“What is it,” thought Elaine, in sudden self-searching, “that I seek? What must this man be, to whom I would surrender the keeping of my heart? What do I ask that is so hard to find?
“Am I seeking for a god? Nay, surely not, but only for a man. Valorous he must be, indeed, but not in the lists—’tis not a soldier, for I have seen them by the hundred since I left my home in the valley. ’Tis not a model for the tapestry weaver that my heart would have, for I have seen the most beautiful youths of my country since I came forth upon my quest.
“Some one, perchance,” mused the Lady Elaine, “whose beauty my eyes alone should perceive, whose valour only I should guess before there was need to test it. Some one great of heart and clean of mind, in whose eyes there should never be that which makes a woman ashamed. Some one fine-fibred and strong-souled, not above tenderness when a maid was tired. One who should make a shield of his love, to keep her not only from the great hurts but from the little ones as well, and yet with whom she might fare onward, shoulder to shoulder, as God meant mates should fare.
“Surely ’tis not so unusual, this thing that I ask—only an honest man with human faults and human virtues, transfigured by a great love. And why is it that in this quest of mine, I have found him not?”
“Princess,” said a voice at her doorway, “thou art surely still awake. The storm is lessening and there is naught to fear. I pray thee, try to sleep. And if there is aught I can do for thee, thou knowest thou hast only to speak.”
From the warm darkness where she lay, Elaine saw his face with the firelight upon it, and all at once she knew.
“There is naught,” she answered, with what he thought was coldness. “I bid thee leave me and take thine own rest.”

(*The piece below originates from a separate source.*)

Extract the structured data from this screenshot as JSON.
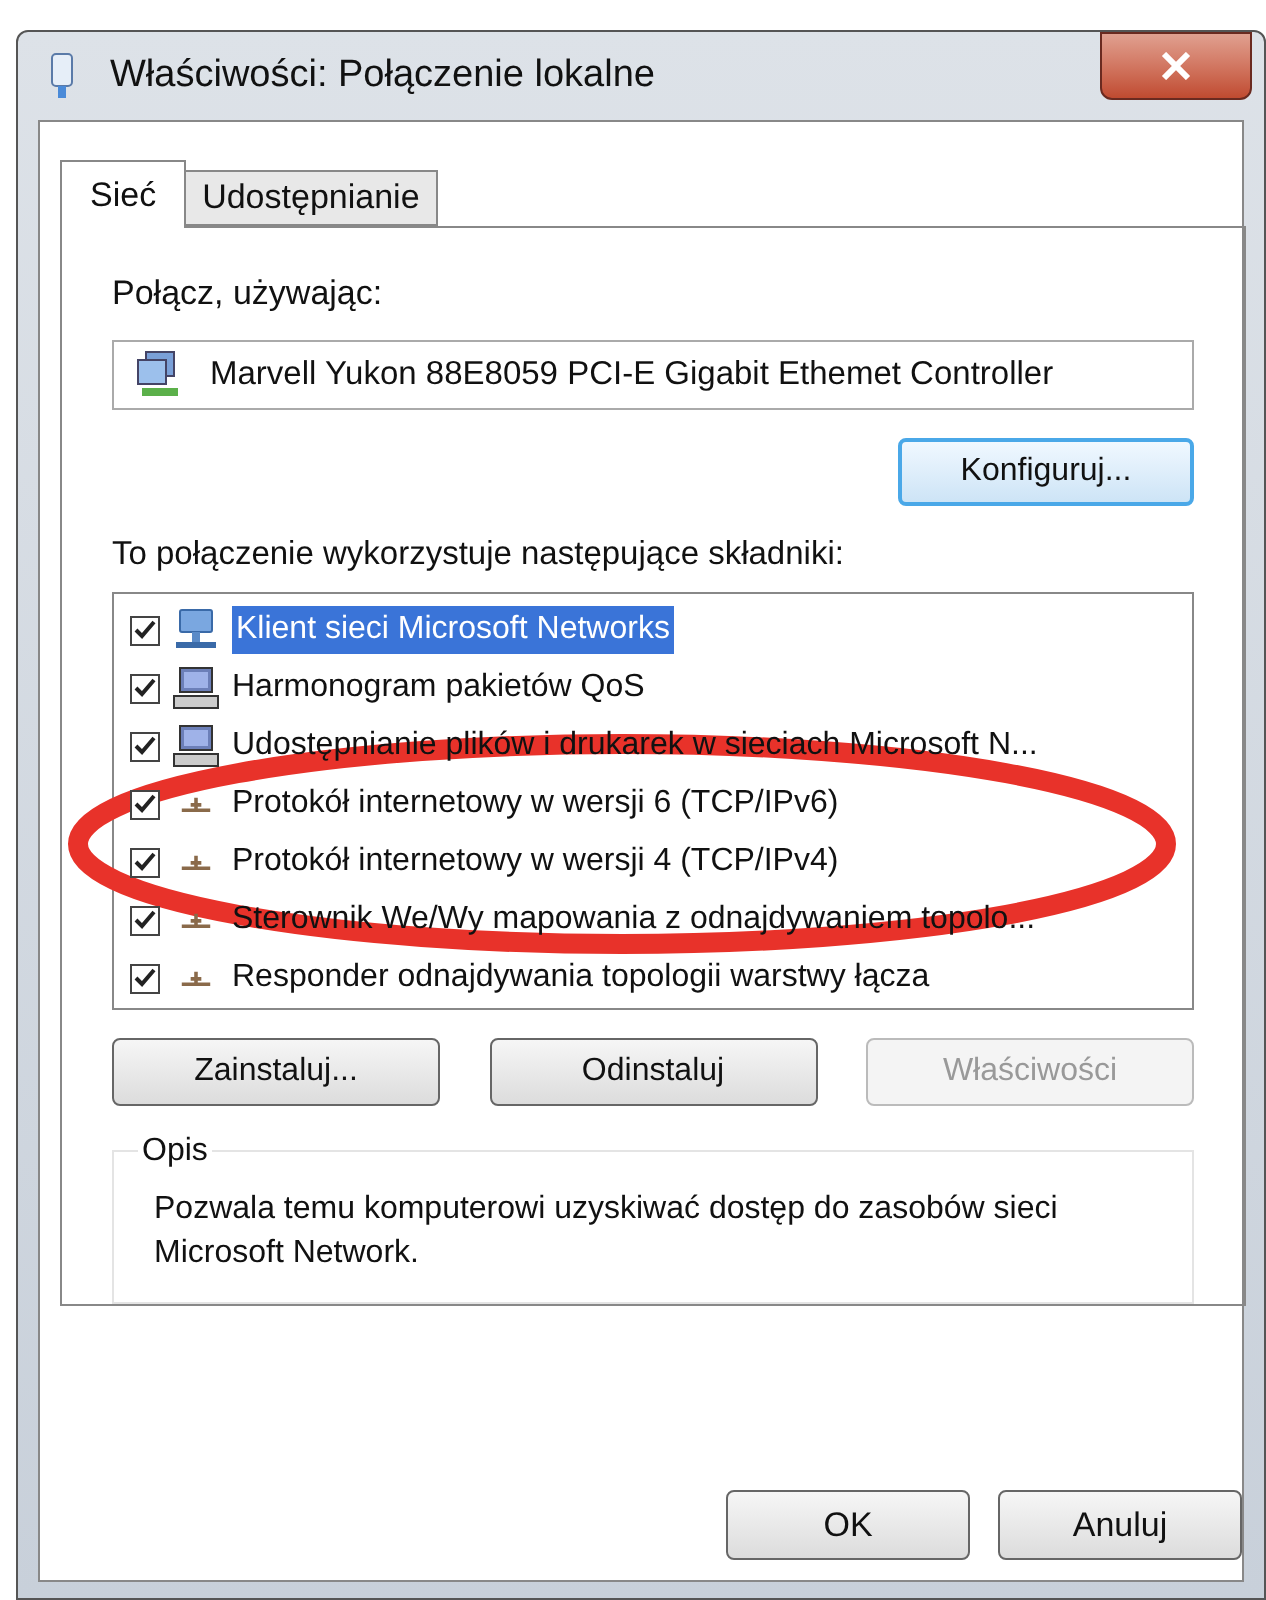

“As thou wilt,” he responded, submissively, but though the sound was now faint and far away, she still could hear him walking back and forth, keeping his unremitting guard.
So it was that at last Love came to the Lady Elaine. She had dreamed of some fair stranger, into whose eyes she should look and instantly know him for her lord, never guessing that her lord had gone with her when she left the Castle of Content. There was none of those leaps of the heart of which one of the maids at the Castle had read from the books while the others worked at the tapestry frames. It was nothing new, but only a light upon something which had always been, and which, because of her own blindness, she had not seen.
All through this foolish journey, Love had ridden beside the Lady Elaine, asking nothing but the privilege of serving her; demanding only the right to give, to sacrifice, to shield. And at last she knew.